Just as one cannot know what is in the mind of a swift, one cannot know what was on the mind of Hughes when he arranged the poem. Birds may fly in whatever direction they like, or they may have a plan as to where they are heading. The poem’s sequence could purely be improvised, although Hughes could also have planned and restructured the poem several times. The use of the word ‘ scream’ is an extended figure throughout the poem. The word may indicate that the birds are faster than the sound that they leave behind them, but it is also possible that it has been employed as a trope.

The word may not describe a sound, but rather a tangible object or physical shape; perhaps a jet stream. The language used to describe the flock is often applied to jets and racing horses (e. g. ‘ jockeying across each other,’ ‘ racing their discords,’ ‘ speedway goggles,’ ‘ speed-burned’).

Through the diction, one also envisions a warlike atmosphere. Words like ‘ shrapnel-scatter terror,’ ‘ bolas,’ ‘ whirling blades’ and ‘ arrow-thwack’ articulates the violence and the aggression of the birds. However, the swifts are also depicted as delicate and fragile. They ‘ sparkle,’ ‘ tremble for balance.

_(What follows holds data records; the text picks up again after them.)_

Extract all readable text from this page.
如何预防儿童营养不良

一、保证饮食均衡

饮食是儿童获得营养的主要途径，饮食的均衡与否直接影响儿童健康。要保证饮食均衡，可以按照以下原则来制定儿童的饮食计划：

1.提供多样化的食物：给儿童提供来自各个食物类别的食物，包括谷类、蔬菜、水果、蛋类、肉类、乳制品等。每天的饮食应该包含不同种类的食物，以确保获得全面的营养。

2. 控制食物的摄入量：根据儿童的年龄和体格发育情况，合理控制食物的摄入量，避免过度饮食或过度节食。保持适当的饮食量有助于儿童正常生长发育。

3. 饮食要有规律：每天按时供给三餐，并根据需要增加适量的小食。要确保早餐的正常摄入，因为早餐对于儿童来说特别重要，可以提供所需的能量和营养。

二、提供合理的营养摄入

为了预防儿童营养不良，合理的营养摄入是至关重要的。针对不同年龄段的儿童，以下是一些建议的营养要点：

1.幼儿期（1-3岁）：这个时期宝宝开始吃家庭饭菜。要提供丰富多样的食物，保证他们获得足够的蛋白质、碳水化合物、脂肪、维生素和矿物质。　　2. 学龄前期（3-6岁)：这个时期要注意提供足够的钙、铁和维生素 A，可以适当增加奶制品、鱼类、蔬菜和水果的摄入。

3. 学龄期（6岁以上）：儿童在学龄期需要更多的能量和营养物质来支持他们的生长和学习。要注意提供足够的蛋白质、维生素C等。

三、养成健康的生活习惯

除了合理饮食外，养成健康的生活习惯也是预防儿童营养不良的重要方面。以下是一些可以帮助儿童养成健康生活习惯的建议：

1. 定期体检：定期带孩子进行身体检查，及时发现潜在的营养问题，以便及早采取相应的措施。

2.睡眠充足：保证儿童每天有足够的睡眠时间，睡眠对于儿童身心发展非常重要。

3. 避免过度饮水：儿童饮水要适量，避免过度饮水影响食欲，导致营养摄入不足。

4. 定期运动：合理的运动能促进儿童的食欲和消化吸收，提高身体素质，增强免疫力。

’ They ‘ hover-search’ and are ‘ gnat-whisp frail. They are in possession of the aforementioned ‘ butterfly lightness. ’ The fledgling tangles ‘ his flails’ and ‘ shrieks thinly,’ drawing attention to his weakness. For the most part, the poem is written with a broken, hasty quality. The speaker is deeply enlivened by the life that these birds lead.

However, on the eighth stanza forward, there is a turning point in the poem’s tone. The speaker mourns for the death of his ‘ little Apollo. ’ His deep admiration for the fledgling is apparent in these last lines.